Nel cuore dell’azione al Grand Prix de Monaco Historique del 2024 c’è la Serie F, soprannominata “Gilles Villeneuve”, una competizione che vede sfidarsi alcune delle vetture di Formula 1 più iconiche degli anni ’70 e ’80. Ed è qui che il talentuoso pilota Michael Lyons ha nuovamente lasciato il segno, mettendo alla prova la sua Hesketh 308E con coraggio e determinazione.

La Serie F è dedicata alle vetture di Formula 1 che hanno solcato i circuiti dal 1977 al 1981, un’epoca caratterizzata da cambiamenti tecnologici e sfide sempre più impegnative in pista.

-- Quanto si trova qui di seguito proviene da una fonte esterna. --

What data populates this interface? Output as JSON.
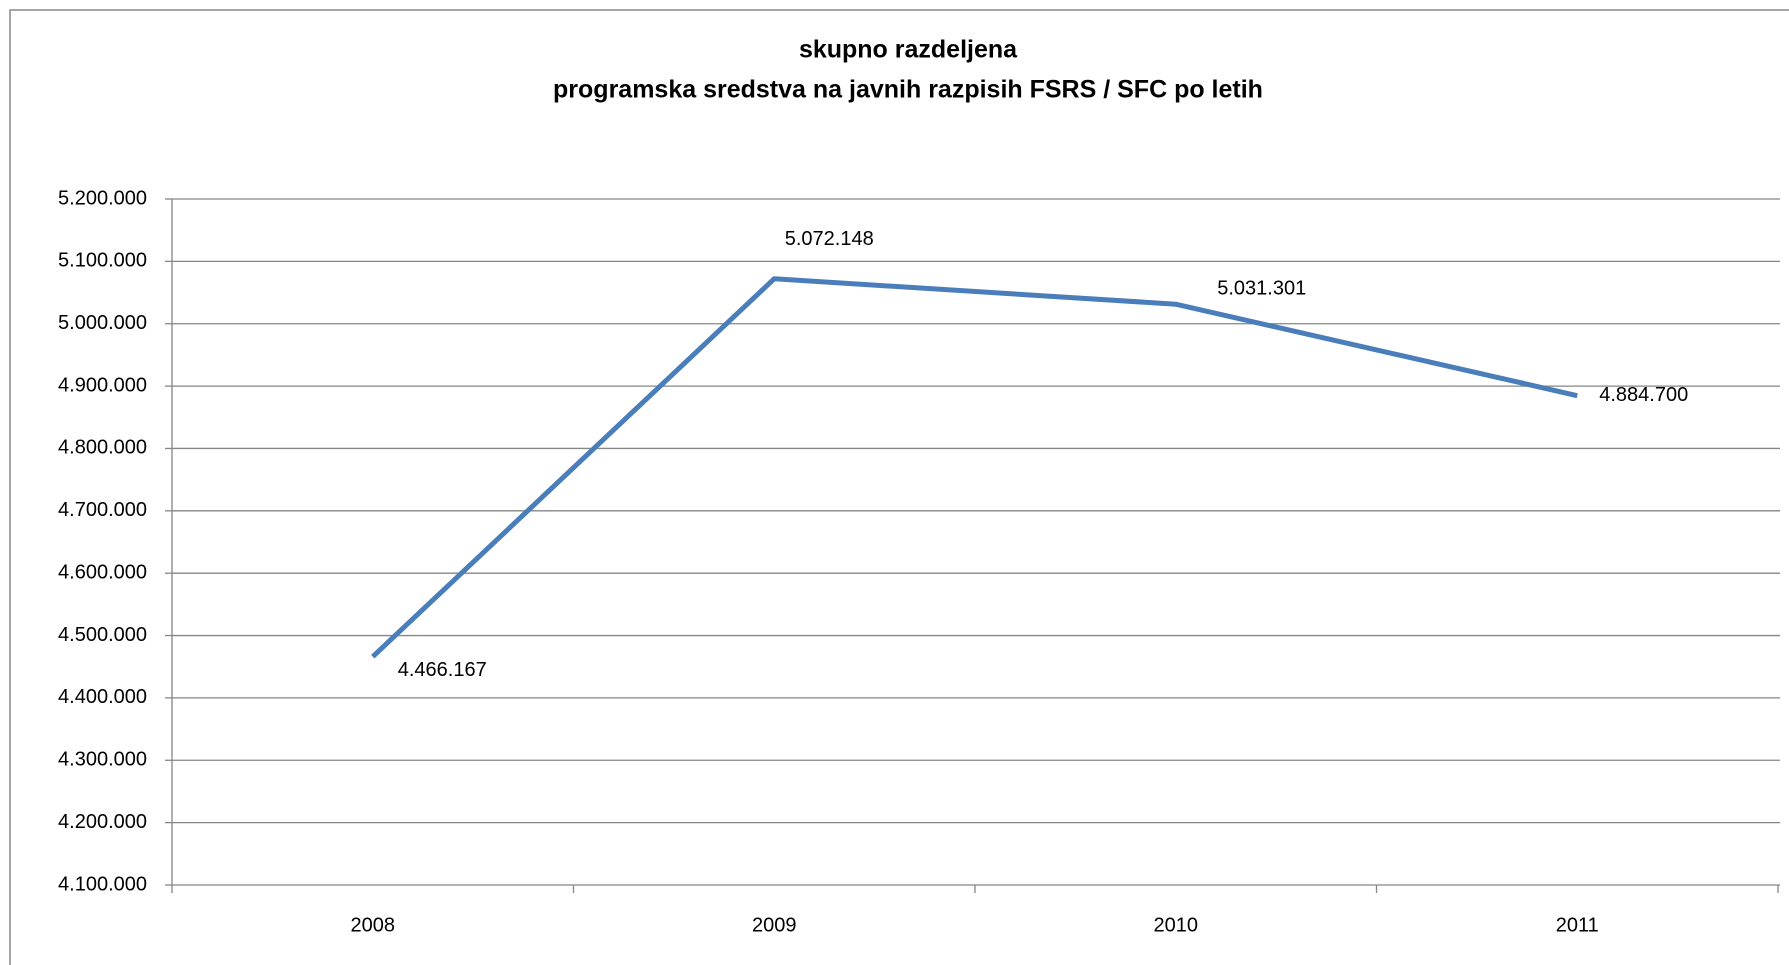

Ed è proprio in questo contesto che Lyons ha brillato, dimostrando il suo talento e la sua abilità al volante di una vettura storica.

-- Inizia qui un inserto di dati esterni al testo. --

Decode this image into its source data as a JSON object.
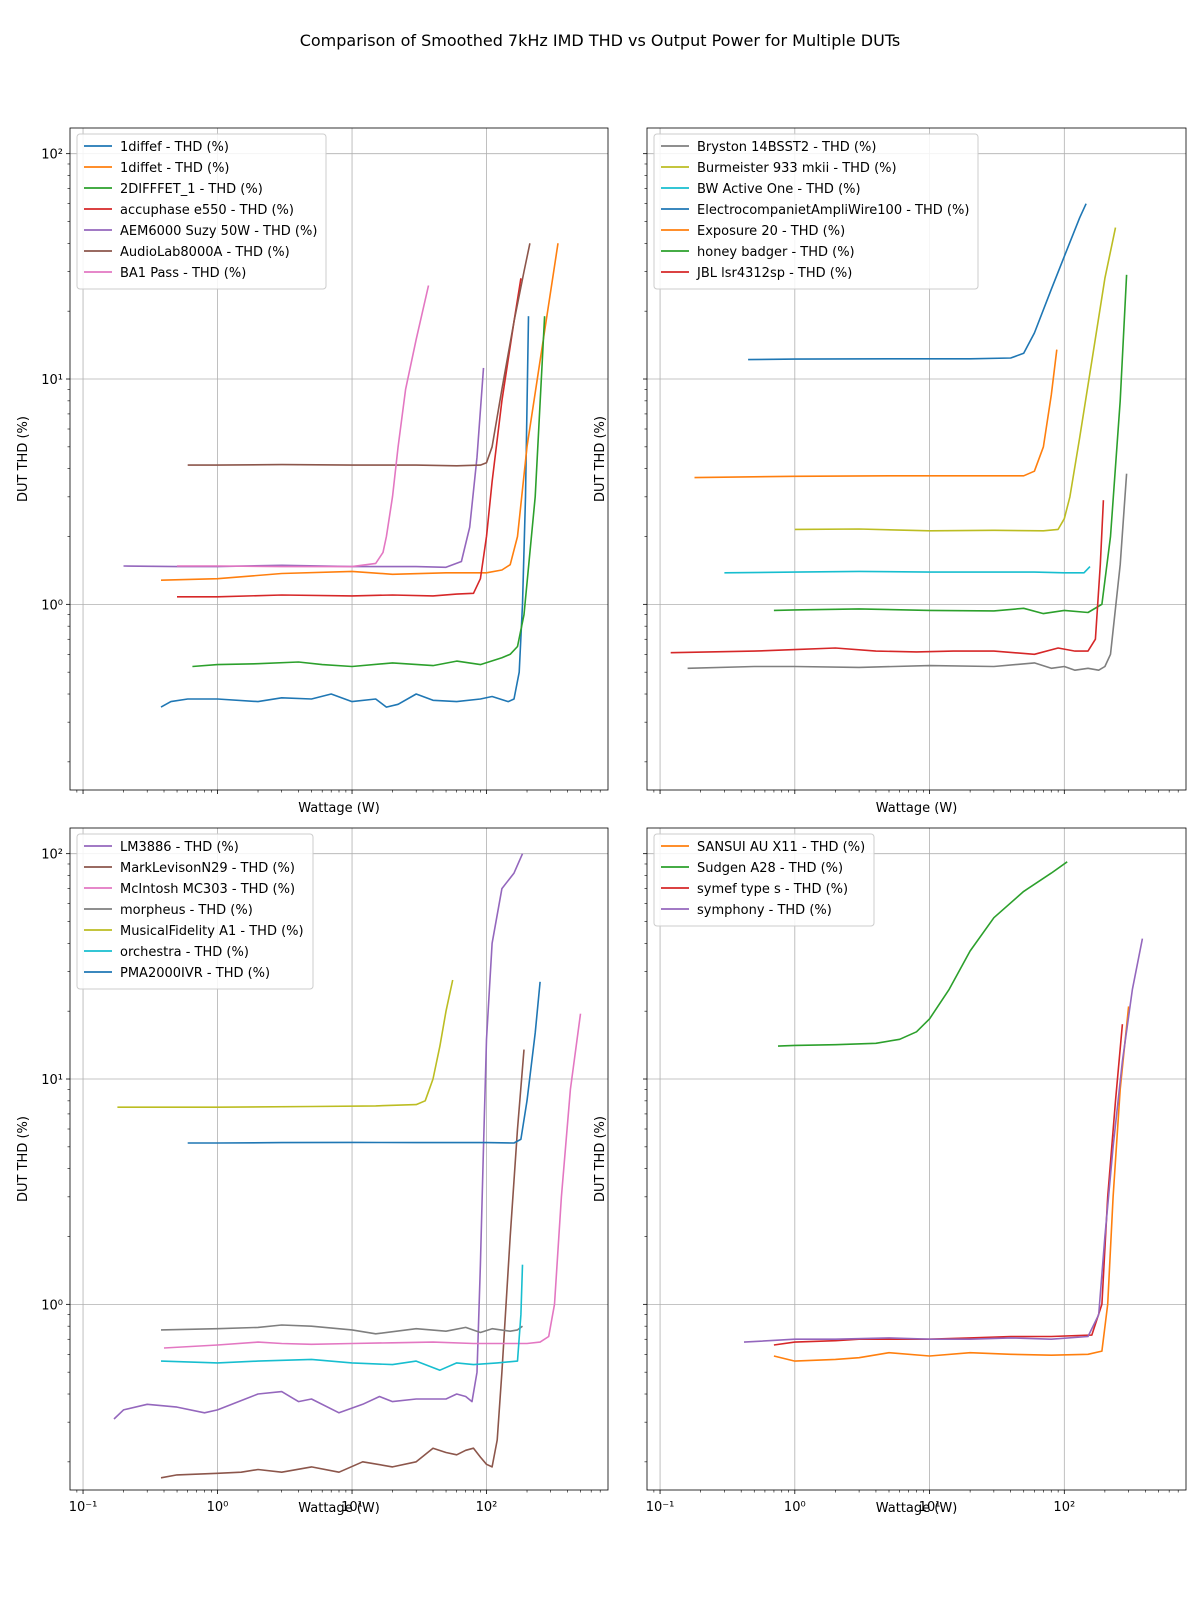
{
  "figure_title": "Comparison of Smoothed 7kHz IMD THD vs Output Power for Multiple DUTs",
  "chart_data": [
    {
      "type": "line",
      "xscale": "log",
      "yscale": "log",
      "xlim": [
        0.08,
        800
      ],
      "ylim": [
        0.15,
        130
      ],
      "xlabel": "Wattage (W)",
      "ylabel": "DUT THD (%)",
      "grid": true,
      "legend": "top-left",
      "series": [
        {
          "name": "1diffef - THD (%)",
          "color": "#1f77b4",
          "x": [
            0.38,
            0.45,
            0.6,
            1,
            2,
            3,
            5,
            7,
            10,
            15,
            18,
            22,
            30,
            40,
            60,
            90,
            110,
            145,
            160,
            175,
            185,
            195,
            205
          ],
          "y": [
            0.35,
            0.37,
            0.38,
            0.38,
            0.37,
            0.385,
            0.38,
            0.4,
            0.37,
            0.38,
            0.35,
            0.36,
            0.4,
            0.375,
            0.37,
            0.38,
            0.39,
            0.37,
            0.38,
            0.5,
            1.0,
            3.0,
            19
          ]
        },
        {
          "name": "1diffet - THD (%)",
          "color": "#ff7f0e",
          "x": [
            0.38,
            1,
            3,
            10,
            20,
            50,
            100,
            130,
            150,
            170,
            200,
            260,
            340
          ],
          "y": [
            1.28,
            1.3,
            1.37,
            1.4,
            1.36,
            1.38,
            1.38,
            1.42,
            1.5,
            2.0,
            5.0,
            14,
            40
          ]
        },
        {
          "name": "2DIFFFET_1 - THD (%)",
          "color": "#2ca02c",
          "x": [
            0.65,
            1,
            2,
            4,
            6,
            10,
            20,
            40,
            60,
            90,
            130,
            150,
            170,
            190,
            230,
            270
          ],
          "y": [
            0.53,
            0.54,
            0.545,
            0.555,
            0.54,
            0.53,
            0.55,
            0.535,
            0.56,
            0.54,
            0.58,
            0.6,
            0.65,
            0.9,
            3.0,
            19
          ]
        },
        {
          "name": "accuphase e550 - THD (%)",
          "color": "#d62728",
          "x": [
            0.5,
            1,
            3,
            10,
            20,
            40,
            60,
            80,
            90,
            100,
            110,
            130,
            160,
            180
          ],
          "y": [
            1.08,
            1.08,
            1.1,
            1.09,
            1.1,
            1.09,
            1.11,
            1.12,
            1.3,
            2.0,
            3.5,
            8,
            18,
            28
          ]
        },
        {
          "name": "AEM6000 Suzy 50W - THD (%)",
          "color": "#9467bd",
          "x": [
            0.2,
            0.5,
            1,
            3,
            10,
            30,
            50,
            65,
            75,
            85,
            95
          ],
          "y": [
            1.48,
            1.47,
            1.47,
            1.49,
            1.47,
            1.47,
            1.46,
            1.55,
            2.2,
            4.5,
            11.2
          ]
        },
        {
          "name": "AudioLab8000A - THD (%)",
          "color": "#8c564b",
          "x": [
            0.6,
            1,
            3,
            10,
            30,
            60,
            90,
            100,
            110,
            130,
            160,
            190,
            210
          ],
          "y": [
            4.15,
            4.15,
            4.17,
            4.15,
            4.15,
            4.12,
            4.15,
            4.25,
            5.0,
            9,
            18,
            30,
            40
          ]
        },
        {
          "name": "BA1 Pass - THD (%)",
          "color": "#e377c2",
          "x": [
            0.5,
            1,
            3,
            10,
            15,
            17,
            18,
            20,
            22,
            25,
            30,
            37
          ],
          "y": [
            1.48,
            1.48,
            1.47,
            1.47,
            1.52,
            1.7,
            2.0,
            3.0,
            5.0,
            9.0,
            15,
            26
          ]
        }
      ]
    },
    {
      "type": "line",
      "xscale": "log",
      "yscale": "log",
      "xlim": [
        0.08,
        800
      ],
      "ylim": [
        0.15,
        130
      ],
      "xlabel": "Wattage (W)",
      "ylabel": "DUT THD (%)",
      "grid": true,
      "legend": "top-left",
      "series": [
        {
          "name": "Bryston 14BSST2 - THD (%)",
          "color": "#7f7f7f",
          "x": [
            0.16,
            0.5,
            1,
            3,
            10,
            30,
            60,
            80,
            100,
            120,
            150,
            180,
            200,
            220,
            260,
            290
          ],
          "y": [
            0.52,
            0.53,
            0.53,
            0.525,
            0.535,
            0.53,
            0.55,
            0.52,
            0.53,
            0.51,
            0.52,
            0.51,
            0.53,
            0.6,
            1.5,
            3.8
          ]
        },
        {
          "name": "Burmeister 933 mkii - THD (%)",
          "color": "#bcbd22",
          "x": [
            1,
            3,
            10,
            30,
            70,
            90,
            100,
            110,
            130,
            160,
            200,
            240
          ],
          "y": [
            2.15,
            2.16,
            2.12,
            2.13,
            2.12,
            2.15,
            2.4,
            3.0,
            5.5,
            12,
            28,
            47
          ]
        },
        {
          "name": "BW Active One - THD (%)",
          "color": "#17becf",
          "x": [
            0.3,
            1,
            3,
            10,
            30,
            60,
            100,
            140,
            155
          ],
          "y": [
            1.38,
            1.39,
            1.4,
            1.39,
            1.39,
            1.39,
            1.38,
            1.38,
            1.47
          ]
        },
        {
          "name": "ElectrocompanietAmpliWire100 - THD (%)",
          "color": "#1f77b4",
          "x": [
            0.45,
            1,
            5,
            20,
            40,
            50,
            60,
            80,
            100,
            130,
            145
          ],
          "y": [
            12.2,
            12.25,
            12.3,
            12.3,
            12.4,
            13.0,
            16,
            25,
            35,
            52,
            60
          ]
        },
        {
          "name": "Exposure 20 - THD (%)",
          "color": "#ff7f0e",
          "x": [
            0.18,
            1,
            5,
            20,
            50,
            60,
            70,
            80,
            88
          ],
          "y": [
            3.65,
            3.7,
            3.72,
            3.72,
            3.72,
            3.9,
            5.0,
            8.5,
            13.5
          ]
        },
        {
          "name": "honey badger - THD (%)",
          "color": "#2ca02c",
          "x": [
            0.7,
            1,
            3,
            10,
            30,
            50,
            70,
            100,
            150,
            190,
            220,
            260,
            290
          ],
          "y": [
            0.94,
            0.945,
            0.955,
            0.94,
            0.935,
            0.96,
            0.91,
            0.94,
            0.92,
            1.0,
            2.0,
            8.0,
            29
          ]
        },
        {
          "name": "JBL lsr4312sp - THD (%)",
          "color": "#d62728",
          "x": [
            0.12,
            0.5,
            1,
            2,
            4,
            8,
            15,
            30,
            60,
            90,
            120,
            150,
            170,
            185,
            195
          ],
          "y": [
            0.61,
            0.62,
            0.63,
            0.64,
            0.62,
            0.615,
            0.62,
            0.62,
            0.6,
            0.64,
            0.62,
            0.62,
            0.7,
            1.5,
            2.9
          ]
        }
      ]
    },
    {
      "type": "line",
      "xscale": "log",
      "yscale": "log",
      "xlim": [
        0.08,
        800
      ],
      "ylim": [
        0.15,
        130
      ],
      "xlabel": "Wattage (W)",
      "ylabel": "DUT THD (%)",
      "grid": true,
      "legend": "top-left",
      "series": [
        {
          "name": "LM3886 - THD (%)",
          "color": "#9467bd",
          "x": [
            0.17,
            0.2,
            0.3,
            0.5,
            0.8,
            1,
            2,
            3,
            4,
            5,
            8,
            12,
            16,
            20,
            30,
            50,
            60,
            70,
            78,
            85,
            90,
            95,
            100,
            110,
            130,
            160,
            185
          ],
          "y": [
            0.31,
            0.34,
            0.36,
            0.35,
            0.33,
            0.34,
            0.4,
            0.41,
            0.37,
            0.38,
            0.33,
            0.36,
            0.39,
            0.37,
            0.38,
            0.38,
            0.4,
            0.39,
            0.37,
            0.5,
            1.5,
            5.0,
            15,
            40,
            70,
            82,
            100
          ]
        },
        {
          "name": "MarkLevisonN29 - THD (%)",
          "color": "#8c564b",
          "x": [
            0.38,
            0.5,
            1,
            1.5,
            2,
            3,
            5,
            8,
            12,
            20,
            30,
            40,
            50,
            60,
            70,
            80,
            90,
            100,
            110,
            120,
            130,
            150,
            170,
            190
          ],
          "y": [
            0.17,
            0.175,
            0.178,
            0.18,
            0.185,
            0.18,
            0.19,
            0.18,
            0.2,
            0.19,
            0.2,
            0.23,
            0.22,
            0.215,
            0.225,
            0.23,
            0.21,
            0.195,
            0.19,
            0.25,
            0.5,
            2.0,
            6.0,
            13.5
          ]
        },
        {
          "name": "McIntosh MC303 - THD (%)",
          "color": "#e377c2",
          "x": [
            0.4,
            1,
            2,
            3,
            5,
            10,
            20,
            40,
            80,
            150,
            200,
            250,
            290,
            320,
            360,
            420,
            500
          ],
          "y": [
            0.64,
            0.66,
            0.68,
            0.67,
            0.665,
            0.67,
            0.675,
            0.68,
            0.67,
            0.67,
            0.67,
            0.68,
            0.72,
            1.0,
            3.0,
            9.0,
            19.5
          ]
        },
        {
          "name": "morpheus - THD (%)",
          "color": "#7f7f7f",
          "x": [
            0.38,
            1,
            2,
            3,
            5,
            10,
            15,
            30,
            50,
            70,
            90,
            110,
            150,
            170,
            185
          ],
          "y": [
            0.77,
            0.78,
            0.79,
            0.81,
            0.8,
            0.77,
            0.74,
            0.78,
            0.76,
            0.79,
            0.75,
            0.78,
            0.76,
            0.77,
            0.8
          ]
        },
        {
          "name": "MusicalFidelity A1 - THD (%)",
          "color": "#bcbd22",
          "x": [
            0.18,
            1,
            5,
            15,
            30,
            35,
            40,
            45,
            50,
            56
          ],
          "y": [
            7.5,
            7.5,
            7.55,
            7.6,
            7.7,
            8.0,
            10,
            14,
            20,
            27.5
          ]
        },
        {
          "name": "orchestra - THD (%)",
          "color": "#17becf",
          "x": [
            0.38,
            1,
            2,
            5,
            10,
            20,
            30,
            45,
            60,
            80,
            120,
            170,
            180,
            185
          ],
          "y": [
            0.56,
            0.55,
            0.56,
            0.57,
            0.55,
            0.54,
            0.56,
            0.51,
            0.55,
            0.54,
            0.55,
            0.56,
            0.9,
            1.5
          ]
        },
        {
          "name": "PMA2000IVR - THD (%)",
          "color": "#1f77b4",
          "x": [
            0.6,
            1,
            3,
            10,
            30,
            100,
            160,
            180,
            200,
            230,
            250
          ],
          "y": [
            5.2,
            5.2,
            5.22,
            5.23,
            5.22,
            5.22,
            5.2,
            5.4,
            8.0,
            16,
            27
          ]
        }
      ]
    },
    {
      "type": "line",
      "xscale": "log",
      "yscale": "log",
      "xlim": [
        0.08,
        800
      ],
      "ylim": [
        0.15,
        130
      ],
      "xlabel": "Wattage (W)",
      "ylabel": "DUT THD (%)",
      "grid": true,
      "legend": "top-left",
      "series": [
        {
          "name": "SANSUI AU X11 - THD (%)",
          "color": "#ff7f0e",
          "x": [
            0.7,
            1,
            2,
            3,
            5,
            10,
            20,
            40,
            80,
            150,
            190,
            210,
            230,
            260,
            300
          ],
          "y": [
            0.59,
            0.56,
            0.57,
            0.58,
            0.61,
            0.59,
            0.61,
            0.6,
            0.595,
            0.6,
            0.62,
            1.0,
            3.0,
            9.0,
            21
          ]
        },
        {
          "name": "Sudgen A28 - THD (%)",
          "color": "#2ca02c",
          "x": [
            0.75,
            1,
            2,
            4,
            6,
            8,
            10,
            14,
            20,
            30,
            50,
            80,
            105
          ],
          "y": [
            14.0,
            14.1,
            14.2,
            14.4,
            15.0,
            16.2,
            18.5,
            25,
            37,
            52,
            68,
            82,
            92
          ]
        },
        {
          "name": "symef type s - THD (%)",
          "color": "#d62728",
          "x": [
            0.7,
            1,
            2,
            3,
            5,
            10,
            20,
            40,
            80,
            160,
            190,
            210,
            240,
            270
          ],
          "y": [
            0.66,
            0.68,
            0.69,
            0.7,
            0.7,
            0.7,
            0.71,
            0.72,
            0.72,
            0.73,
            1.0,
            3.0,
            8.0,
            17.5
          ]
        },
        {
          "name": "symphony - THD (%)",
          "color": "#9467bd",
          "x": [
            0.42,
            1,
            2,
            5,
            10,
            20,
            40,
            80,
            150,
            180,
            200,
            230,
            270,
            320,
            380
          ],
          "y": [
            0.68,
            0.7,
            0.7,
            0.71,
            0.7,
            0.7,
            0.71,
            0.7,
            0.72,
            0.9,
            2.0,
            5.0,
            12,
            25,
            42
          ]
        }
      ]
    }
  ]
}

La sua Hesketh 308E è diventata una presenza familiare nelle sessioni del Grand Prix de Monaco Historique, e anche questa volta Lyons ha dimostrato di essere un pilota di classe mondiale, pronto a mettersi alla prova contro i migliori.

Ma non è stato solo Lyons a far parlare di sé durante la giornata di sabato. Il Paddock della stagione F1 2024 era ben rappresentato nel Principato, con il talentuoso monegasco Charles Leclerc che ha portato la sua esperienza e il suo carisma sul tracciato. Accanto a lui, i piloti della McLaren, Lando Norris e Oscar Piastri, hanno mostrato tutto il loro talento e la loro determinazione, mentre il giovane Oliver Bearman ha fatto la sua presenza sentire con una performance degna di nota.

Questi piloti hanno portato con sé il fascino e l’emozione del mondo della Formula 1 moderna, aggiungendo un tocco di glamour e competizione al già affascinante scenario del Principato.

Con la Serie F e la presenza dei talenti della F1 attuale, il Grand Prix de Monaco Historique del 2024 si conferma come uno degli eventi più spettacolari e emozionanti nel mondo delle corse automobilistiche storiche. E mentre il pubblico si prepara per il gran finale, c’è una certezza: il fascino e la bellezza del motorsport continueranno a brillare nel cuore di Monaco e oltre.